Paul Maar wurde am 13. Dezember 1937 in Schweinfurt geboren. Seit Anfang der 1970er Jahre ist er einer der beliebtesten und erfolgreichsten deutschen Kinder- und Jugendbuchautoren. Zu seinem 80. Geburtstag hat ihm sogar der Bundespräsident gratuliert: "Mit der Figur des 'Sams' haben Sie ein Wesen erschaffen, das auf märchenhafte Weise in die triste Alltagswelt des kleinen Mannes einbricht und Verwirrung stiftet", schrieb ihm Frank-Walter Steinmeier.  Ohne den Zeigefinger zu heben, mache Maar seine Leser auf die vielfältigen Gefahren und Widersprüche aufmerksam, die in der Welt vorhanden seien.

Herr Maar, am 13. Dezember feiern Sie Ihren achtzigsten Geburtstag. Ist das eine Schwelle für Sie? 

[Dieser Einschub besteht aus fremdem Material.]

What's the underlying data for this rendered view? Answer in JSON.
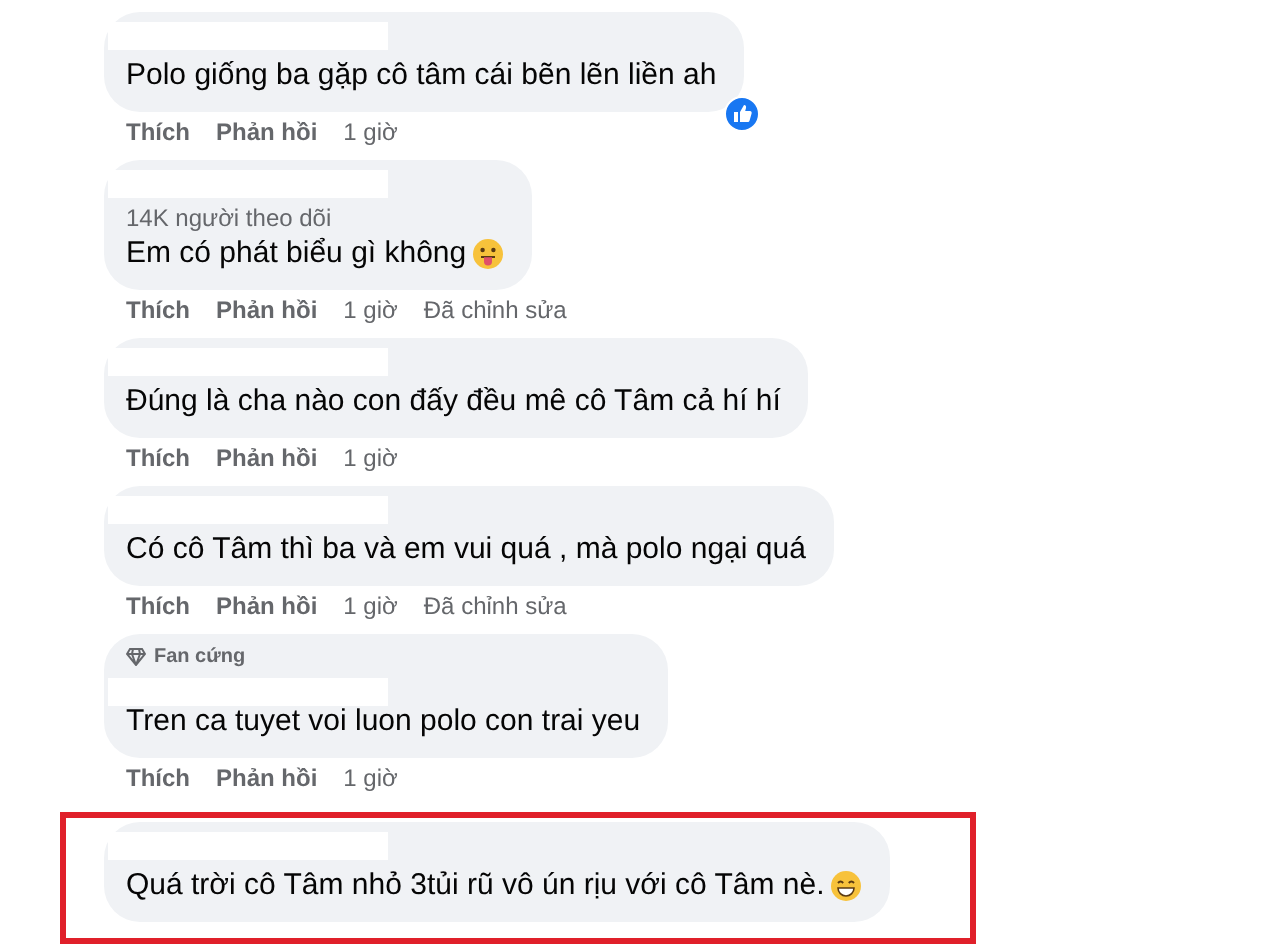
{
  "comments": [
    {
      "text": "Polo giống ba gặp cô tâm cái bẽn lẽn liền ah",
      "tongue_emoji": false,
      "grin_emoji": false,
      "liked": true,
      "like_label": "Thích",
      "reply_label": "Phản hồi",
      "time": "1 giờ",
      "highlighted": false
    },
    {
      "followers": "14K người theo dõi",
      "text": "Em có phát biểu gì không",
      "tongue_emoji": true,
      "grin_emoji": false,
      "liked": false,
      "like_label": "Thích",
      "reply_label": "Phản hồi",
      "time": "1 giờ",
      "edited": "Đã chỉnh sửa",
      "highlighted": false
    },
    {
      "text": "Đúng là cha nào con đấy đều mê cô Tâm cả hí hí",
      "tongue_emoji": false,
      "grin_emoji": false,
      "liked": false,
      "like_label": "Thích",
      "reply_label": "Phản hồi",
      "time": "1 giờ",
      "highlighted": false
    },
    {
      "text": "Có cô Tâm thì ba và em vui quá , mà polo ngại quá",
      "tongue_emoji": false,
      "grin_emoji": false,
      "liked": false,
      "like_label": "Thích",
      "reply_label": "Phản hồi",
      "time": "1 giờ",
      "edited": "Đã chỉnh sửa",
      "highlighted": false
    },
    {
      "badge": "Fan cứng",
      "text": "Tren ca tuyet voi luon polo con trai yeu",
      "tongue_emoji": false,
      "grin_emoji": false,
      "liked": false,
      "like_label": "Thích",
      "reply_label": "Phản hồi",
      "time": "1 giờ",
      "highlighted": false
    },
    {
      "text": "Quá trời cô Tâm nhỏ 3tủi rũ vô ún rịu với cô Tâm nè.",
      "tongue_emoji": false,
      "grin_emoji": true,
      "liked": false,
      "highlighted": true
    }
  ]
}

Ja, durchaus. Vor einem Vierteljahr ist meine Mutter gestorben. Sie wurde über hundert Jahre alt, wohnte immer noch in ihrer alten Wohnung, seit 72 Jahren, und starb friedlich in ihrem Bett, ohne dass sie jemals in ihrem Leben ein Krankenhaus von innen gesehen hat. Oder vielleicht nur ein Mal, als sie mich besucht hat, als ich im Krankenhaus war. Bis jetzt hat sie immer an der Spitze der Pyramide gestanden. Und plötzlich bin ich derjenige, der ganz oben steht. Man wird sich seiner Endlichkeit stärker bewusst.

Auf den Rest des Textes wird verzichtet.